After the measurements of biomechanical properties were completed, the donor corneas were fixed in 4% paraformaldehyde (Merck KGaA, Darmstadt, Germany) and 0.1% glutaraldehyde (Sigma-Aldrich Chemie GmbH, Taufkirchen, Germany) buffered in 0.1 M phosphate buffered saline (PBS) with pH 7.4 at 8°C for at least 24 hours. The corneas were then routinely processed for paraffin embedding, cut in thin (1-2 µm) sections with a sliding microtome (Reichert-Jung HN 40, Cambridge Instruments GmbH, Nussloch, Germany), and placed on Super Frost Plus microscope slides (Menzel GmbH, Braunschweig, Germany). Sections were de-paraffined with xylene (Merck), hydrated through a descending series of ethanol, and washed twice with 0.1 M PBS. In order to unmask antigens and epitopes, paraformaldehyde-fixed sections were incubated with 0.1% pepsin (Sigma-Aldrich) in 0.1 M PBS for 60 minutes and washed twice with 0.1 M PBS. To suppress nonspecific binding of IgG, specimens were incubated with normal donkey blocking serum (Dianova, Hamburg, Germany) dissolved in incubation buffer at a dilution of 1:20 for 3 hours, and washed 3 times with incubation buffer. Incubation buffer consisted of 0.1 M PBS, 0.5% bovine serum albumin (BSA; Sigma-Aldrich), 0.1% Triton-X (Sigma-Aldrich), and 0.1% sodium acid (Merck) and was used for all the following dilutions, as a wash buffer between the next steps and as a negative control. The sections were incubated overnight (18–20 hours) with primary antibodies at a dilution of 1:10, washed 3 times, and were incubated for 1 hour with fluorochrome-conjugated secondary antibodies at a dilution of 1:100 in a dark humid chamber. All chemical reactions occurred in a humid chamber at room temperature.

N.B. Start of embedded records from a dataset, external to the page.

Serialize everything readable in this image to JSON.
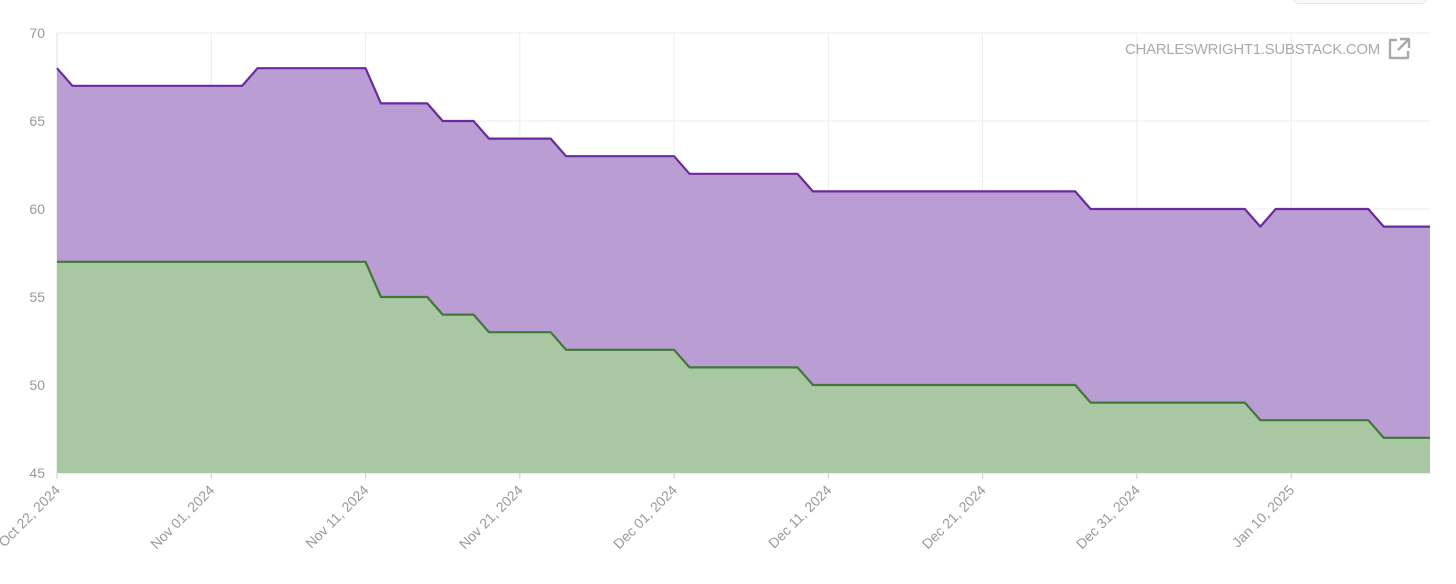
{
  "watermark": {
    "text": "CHARLESWRIGHT1.SUBSTACK.COM",
    "icon": "external-link-icon"
  },
  "colors": {
    "purple_line": "#6a2aa0",
    "purple_fill": "#b99dd3",
    "green_line": "#3f7a34",
    "green_fill": "#aac7a4",
    "grid": "#ececec",
    "tick_text": "#999999"
  },
  "chart_data": {
    "type": "area",
    "x_is_date": true,
    "xlim": [
      "2024-10-22",
      "2025-01-19"
    ],
    "ylim": [
      45,
      70
    ],
    "y_ticks": [
      "45",
      "50",
      "55",
      "60",
      "65",
      "70"
    ],
    "x_ticks": [
      {
        "date": "2024-10-22",
        "label": "Oct 22, 2024"
      },
      {
        "date": "2024-11-01",
        "label": "Nov 01, 2024"
      },
      {
        "date": "2024-11-11",
        "label": "Nov 11, 2024"
      },
      {
        "date": "2024-11-21",
        "label": "Nov 21, 2024"
      },
      {
        "date": "2024-12-01",
        "label": "Dec 01, 2024"
      },
      {
        "date": "2024-12-11",
        "label": "Dec 11, 2024"
      },
      {
        "date": "2024-12-21",
        "label": "Dec 21, 2024"
      },
      {
        "date": "2024-12-31",
        "label": "Dec 31, 2024"
      },
      {
        "date": "2025-01-10",
        "label": "Jan 10, 2025"
      }
    ],
    "grid": true,
    "legend": "none",
    "series": [
      {
        "color": "#6a2aa0",
        "fill": "#b99dd3",
        "points": [
          [
            "2024-10-22",
            68
          ],
          [
            "2024-10-23",
            67
          ],
          [
            "2024-11-03",
            67
          ],
          [
            "2024-11-04",
            68
          ],
          [
            "2024-11-11",
            68
          ],
          [
            "2024-11-12",
            66
          ],
          [
            "2024-11-15",
            66
          ],
          [
            "2024-11-16",
            65
          ],
          [
            "2024-11-18",
            65
          ],
          [
            "2024-11-19",
            64
          ],
          [
            "2024-11-23",
            64
          ],
          [
            "2024-11-24",
            63
          ],
          [
            "2024-12-01",
            63
          ],
          [
            "2024-12-02",
            62
          ],
          [
            "2024-12-09",
            62
          ],
          [
            "2024-12-10",
            61
          ],
          [
            "2024-12-27",
            61
          ],
          [
            "2024-12-28",
            60
          ],
          [
            "2025-01-07",
            60
          ],
          [
            "2025-01-08",
            59
          ],
          [
            "2025-01-09",
            60
          ],
          [
            "2025-01-15",
            60
          ],
          [
            "2025-01-16",
            59
          ],
          [
            "2025-01-19",
            59
          ]
        ]
      },
      {
        "color": "#3f7a34",
        "fill": "#aac7a4",
        "points": [
          [
            "2024-10-22",
            57
          ],
          [
            "2024-11-11",
            57
          ],
          [
            "2024-11-12",
            55
          ],
          [
            "2024-11-15",
            55
          ],
          [
            "2024-11-16",
            54
          ],
          [
            "2024-11-18",
            54
          ],
          [
            "2024-11-19",
            53
          ],
          [
            "2024-11-23",
            53
          ],
          [
            "2024-11-24",
            52
          ],
          [
            "2024-12-01",
            52
          ],
          [
            "2024-12-02",
            51
          ],
          [
            "2024-12-09",
            51
          ],
          [
            "2024-12-10",
            50
          ],
          [
            "2024-12-27",
            50
          ],
          [
            "2024-12-28",
            49
          ],
          [
            "2025-01-07",
            49
          ],
          [
            "2025-01-08",
            48
          ],
          [
            "2025-01-15",
            48
          ],
          [
            "2025-01-16",
            47
          ],
          [
            "2025-01-19",
            47
          ]
        ]
      }
    ]
  }
}
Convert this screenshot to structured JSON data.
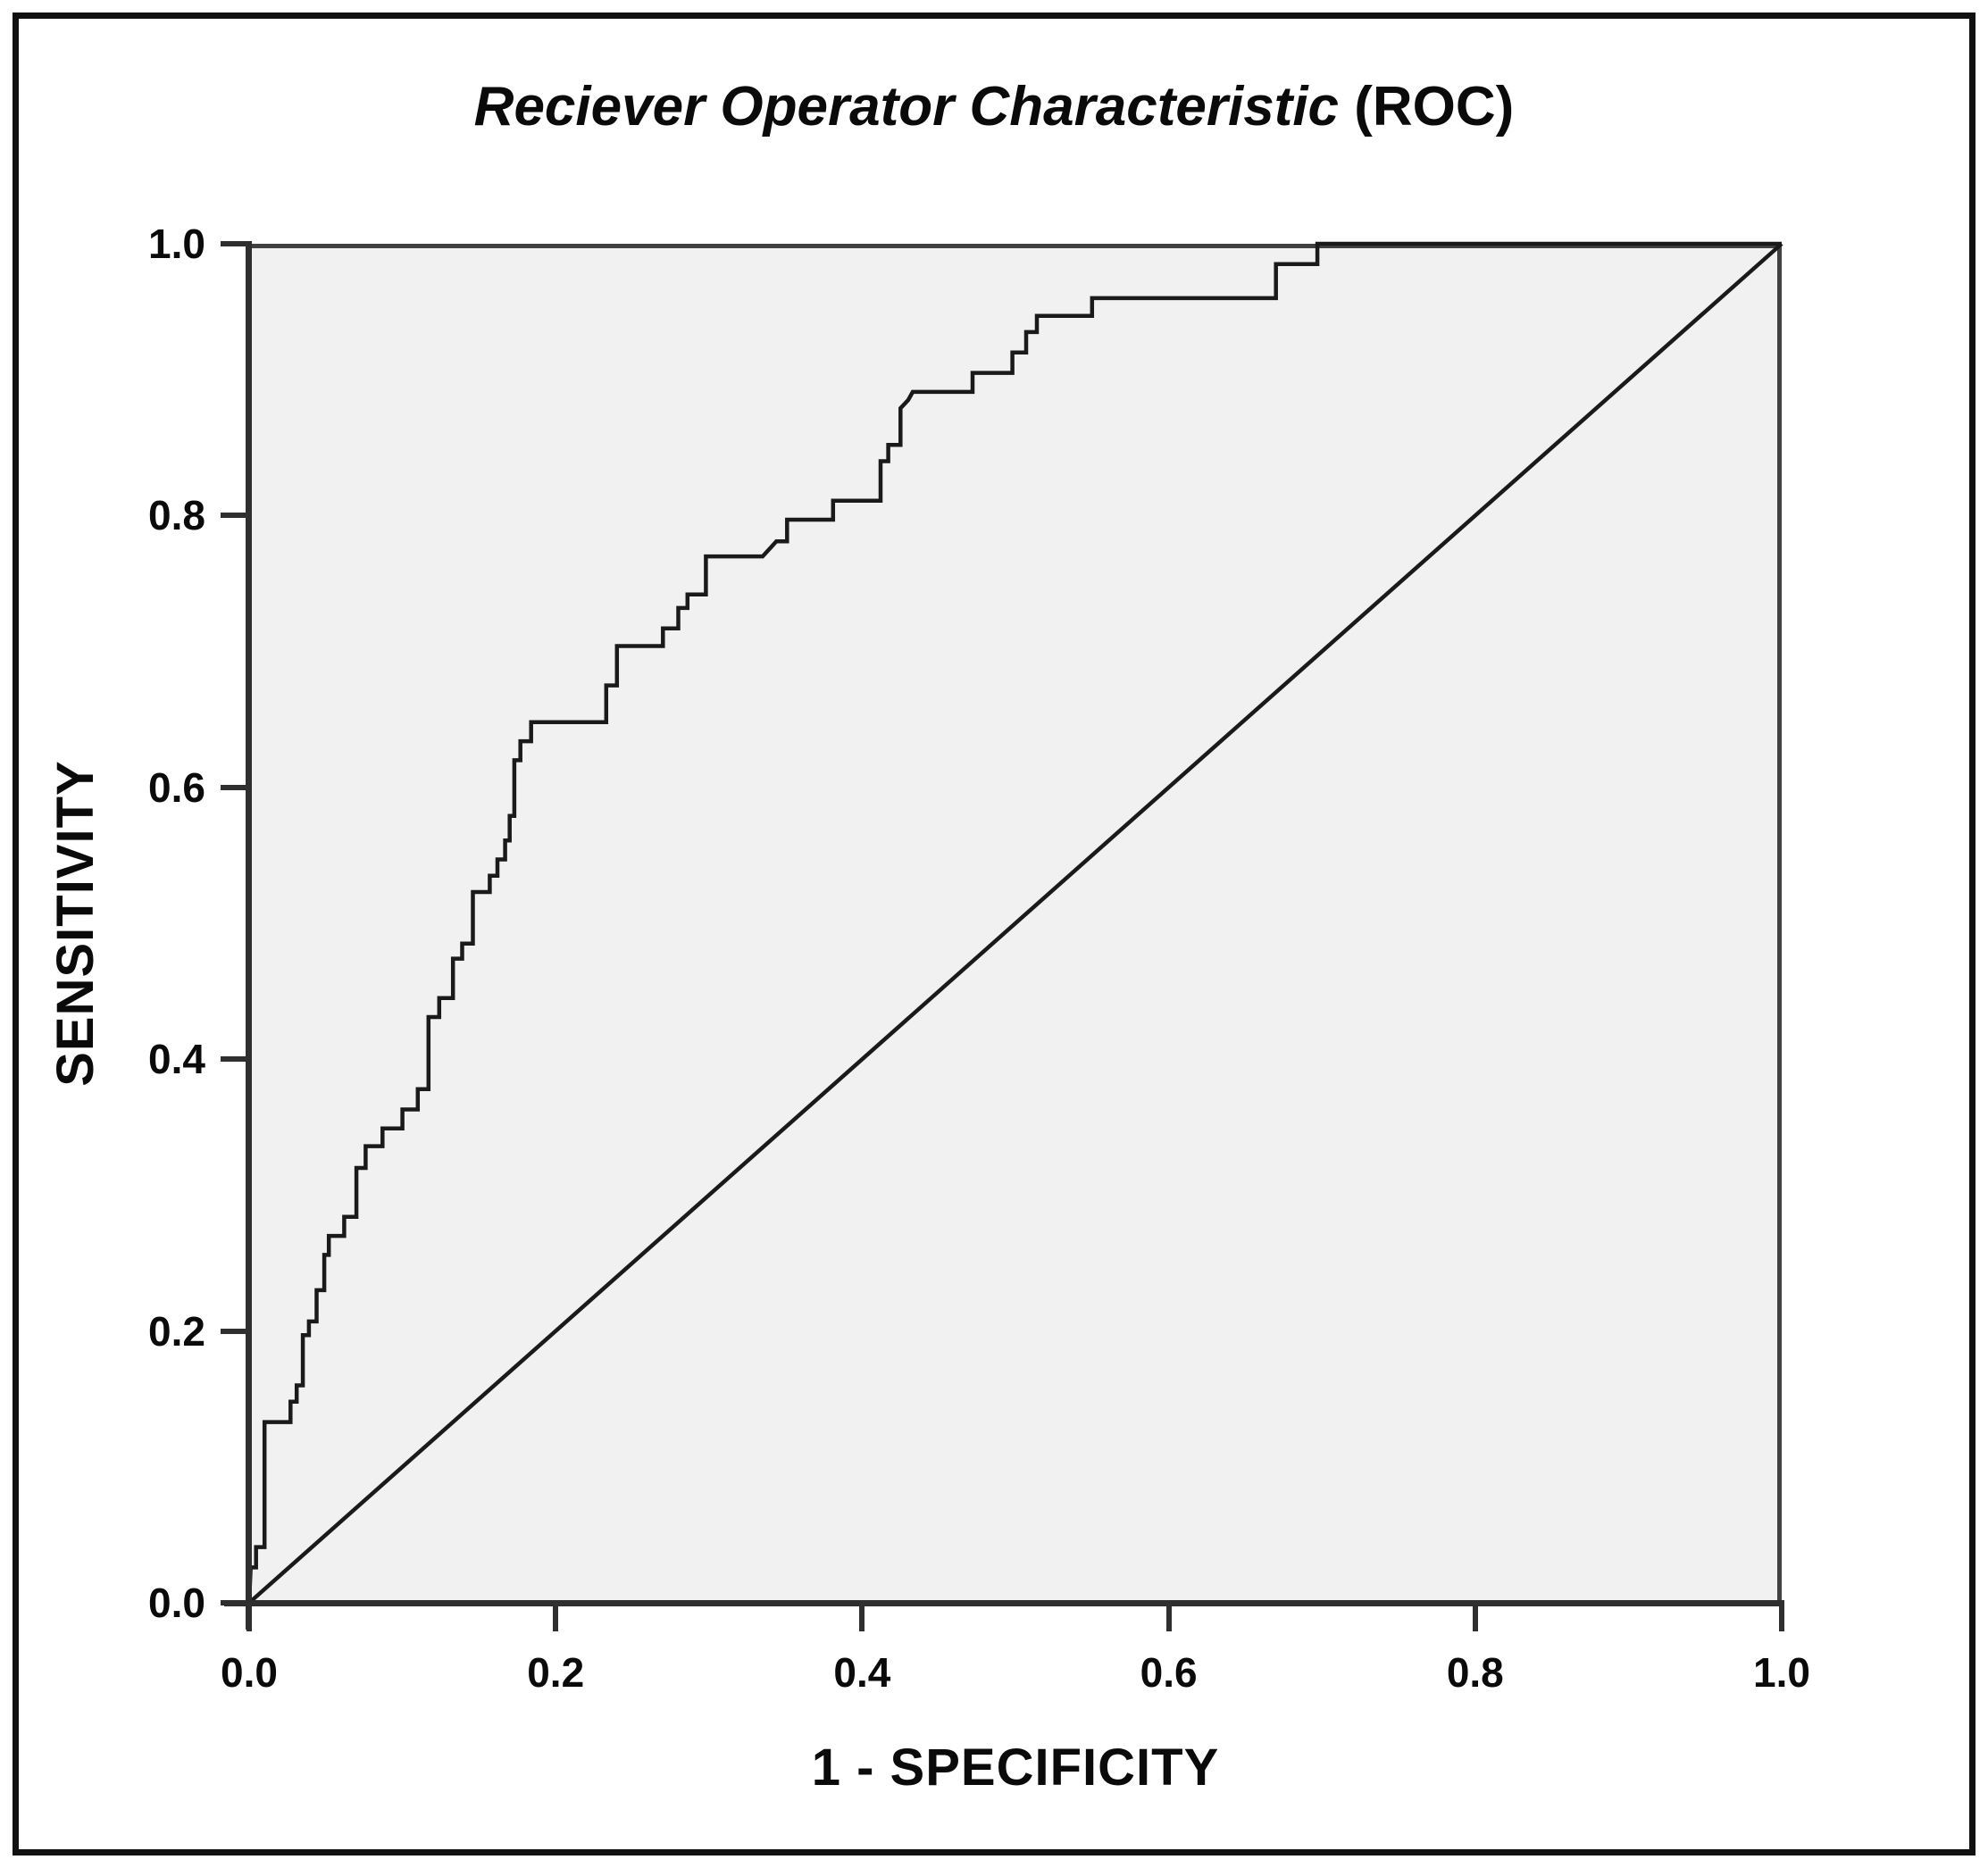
{
  "chart_data": {
    "type": "line",
    "title": "Reciever Operator Characteristic (ROC)",
    "title_italic": "Reciever Operator Characteristic",
    "title_suffix": " (ROC)",
    "xlabel": "1 - SPECIFICITY",
    "ylabel": "SENSITIVITY",
    "xlim": [
      0.0,
      1.0
    ],
    "ylim": [
      0.0,
      1.0
    ],
    "x_ticks": [
      "0.0",
      "0.2",
      "0.4",
      "0.6",
      "0.8",
      "1.0"
    ],
    "y_ticks": [
      "1.0",
      "0.8",
      "0.6",
      "0.4",
      "0.2",
      "0.0"
    ],
    "grid": false,
    "legend_position": "none",
    "colors": {
      "plot_background": "#f0f1f0",
      "curve": "#1a1a1a",
      "reference_line": "#1a1a1a",
      "axis": "#2f2f2f",
      "text": "#0a0a0a"
    },
    "series": [
      {
        "name": "ROC curve",
        "style": "step",
        "points": [
          [
            0.0,
            0.0
          ],
          [
            0.001,
            0.026
          ],
          [
            0.0045,
            0.026
          ],
          [
            0.0045,
            0.041
          ],
          [
            0.01,
            0.041
          ],
          [
            0.01,
            0.133
          ],
          [
            0.027,
            0.133
          ],
          [
            0.027,
            0.148
          ],
          [
            0.031,
            0.148
          ],
          [
            0.031,
            0.16
          ],
          [
            0.035,
            0.16
          ],
          [
            0.035,
            0.197
          ],
          [
            0.039,
            0.197
          ],
          [
            0.039,
            0.207
          ],
          [
            0.044,
            0.207
          ],
          [
            0.044,
            0.23
          ],
          [
            0.049,
            0.23
          ],
          [
            0.049,
            0.256
          ],
          [
            0.052,
            0.256
          ],
          [
            0.052,
            0.27
          ],
          [
            0.062,
            0.27
          ],
          [
            0.062,
            0.284
          ],
          [
            0.07,
            0.284
          ],
          [
            0.07,
            0.32
          ],
          [
            0.076,
            0.32
          ],
          [
            0.076,
            0.336
          ],
          [
            0.087,
            0.336
          ],
          [
            0.087,
            0.349
          ],
          [
            0.1,
            0.349
          ],
          [
            0.1,
            0.363
          ],
          [
            0.11,
            0.363
          ],
          [
            0.11,
            0.378
          ],
          [
            0.117,
            0.378
          ],
          [
            0.117,
            0.431
          ],
          [
            0.124,
            0.431
          ],
          [
            0.124,
            0.445
          ],
          [
            0.133,
            0.445
          ],
          [
            0.133,
            0.474
          ],
          [
            0.139,
            0.474
          ],
          [
            0.139,
            0.485
          ],
          [
            0.146,
            0.485
          ],
          [
            0.146,
            0.523
          ],
          [
            0.157,
            0.523
          ],
          [
            0.157,
            0.535
          ],
          [
            0.162,
            0.535
          ],
          [
            0.162,
            0.547
          ],
          [
            0.167,
            0.547
          ],
          [
            0.167,
            0.561
          ],
          [
            0.17,
            0.561
          ],
          [
            0.17,
            0.579
          ],
          [
            0.173,
            0.579
          ],
          [
            0.173,
            0.62
          ],
          [
            0.177,
            0.62
          ],
          [
            0.177,
            0.634
          ],
          [
            0.184,
            0.634
          ],
          [
            0.184,
            0.648
          ],
          [
            0.233,
            0.648
          ],
          [
            0.233,
            0.675
          ],
          [
            0.24,
            0.675
          ],
          [
            0.24,
            0.704
          ],
          [
            0.27,
            0.704
          ],
          [
            0.27,
            0.717
          ],
          [
            0.28,
            0.717
          ],
          [
            0.28,
            0.732
          ],
          [
            0.286,
            0.732
          ],
          [
            0.286,
            0.742
          ],
          [
            0.298,
            0.742
          ],
          [
            0.298,
            0.77
          ],
          [
            0.335,
            0.77
          ],
          [
            0.34,
            0.776
          ],
          [
            0.344,
            0.781
          ],
          [
            0.351,
            0.781
          ],
          [
            0.351,
            0.797
          ],
          [
            0.381,
            0.797
          ],
          [
            0.381,
            0.811
          ],
          [
            0.412,
            0.811
          ],
          [
            0.412,
            0.84
          ],
          [
            0.417,
            0.84
          ],
          [
            0.417,
            0.852
          ],
          [
            0.425,
            0.852
          ],
          [
            0.425,
            0.879
          ],
          [
            0.43,
            0.885
          ],
          [
            0.433,
            0.891
          ],
          [
            0.472,
            0.891
          ],
          [
            0.472,
            0.905
          ],
          [
            0.498,
            0.905
          ],
          [
            0.498,
            0.92
          ],
          [
            0.507,
            0.92
          ],
          [
            0.507,
            0.935
          ],
          [
            0.514,
            0.935
          ],
          [
            0.514,
            0.947
          ],
          [
            0.55,
            0.947
          ],
          [
            0.55,
            0.96
          ],
          [
            0.67,
            0.96
          ],
          [
            0.67,
            0.985
          ],
          [
            0.697,
            0.985
          ],
          [
            0.697,
            1.0
          ],
          [
            1.0,
            1.0
          ]
        ]
      },
      {
        "name": "reference diagonal",
        "style": "line",
        "points": [
          [
            0.0,
            0.0
          ],
          [
            1.0,
            1.0
          ]
        ]
      }
    ]
  }
}
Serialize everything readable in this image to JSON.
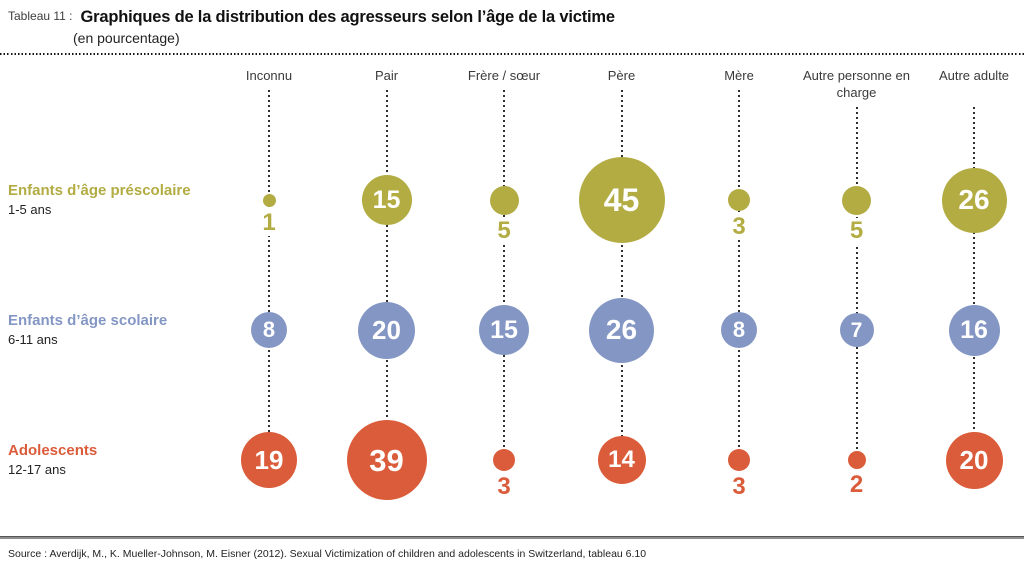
{
  "header": {
    "table_label": "Tableau 11 :",
    "title": "Graphiques de la distribution des agresseurs selon l’âge de la victime",
    "subtitle": "(en pourcentage)"
  },
  "chart_data": {
    "type": "bubble",
    "unit": "pourcentage",
    "title": "Graphiques de la distribution des agresseurs selon l’âge de la victime",
    "categories": [
      "Inconnu",
      "Pair",
      "Frère / sœur",
      "Père",
      "Mère",
      "Autre personne en charge",
      "Autre adulte"
    ],
    "series": [
      {
        "name": "Enfants d’âge préscolaire",
        "age_range": "1-5 ans",
        "color": "#b2ac43",
        "values": [
          1,
          15,
          5,
          45,
          3,
          5,
          26
        ]
      },
      {
        "name": "Enfants d’âge scolaire",
        "age_range": "6-11 ans",
        "color": "#8497c4",
        "values": [
          8,
          20,
          15,
          26,
          8,
          7,
          16
        ]
      },
      {
        "name": "Adolescents",
        "age_range": "12-17 ans",
        "color": "#db5c3a",
        "values": [
          19,
          39,
          3,
          14,
          3,
          2,
          20
        ]
      }
    ],
    "label_inside_threshold": 7,
    "bubble_scale": "diameter_px = 12.8 * sqrt(value)"
  },
  "source": "Source : Averdijk, M., K. Mueller-Johnson, M. Eisner (2012). Sexual Victimization of children and adolescents in Switzerland, tableau 6.10"
}
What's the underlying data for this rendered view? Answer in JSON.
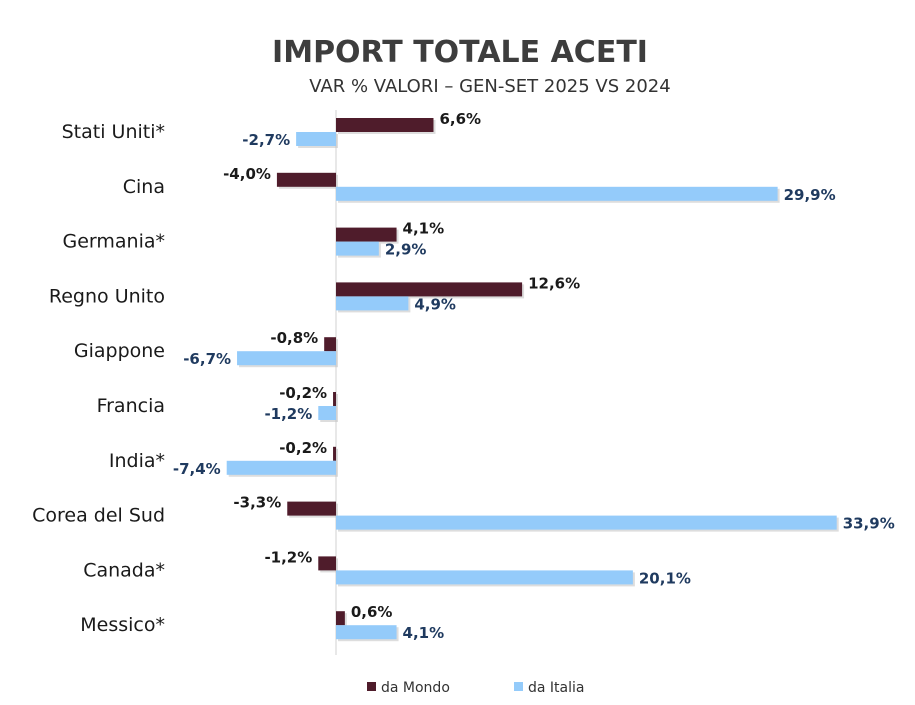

A rabbit polyclonal antibody against MMP-3 (sc-6839-R; Santa Cruz Biotechnology, Heidelberg, Germany) and a mouse monoclonal antibody against MMP-9 (sc-21733; Santa Cruz Biotechnology) were used as primary antibodies. The secondary antibodies were a polyclonal Cy3-conjugated donkey-anti-mouse antibody (715-165-150; Dianova) and a polyclonal Cy2-conjugated donkey-anti-rabbit antibody (711-225-152; Dianova).
After washing 4 times with incubation buffer and 3 times with 0.1 M PBS, the slides were covered with DAPI-Mounting-Medium (Dianova) and stored in darkness at 8°C. As a negative control, the respective primary antibody was omitted from the staining sequence. The histological morphology of the samples was assessed in hematoxylin and eosin (H&E)- and periodic acid Schiff (PAS)-staining sections.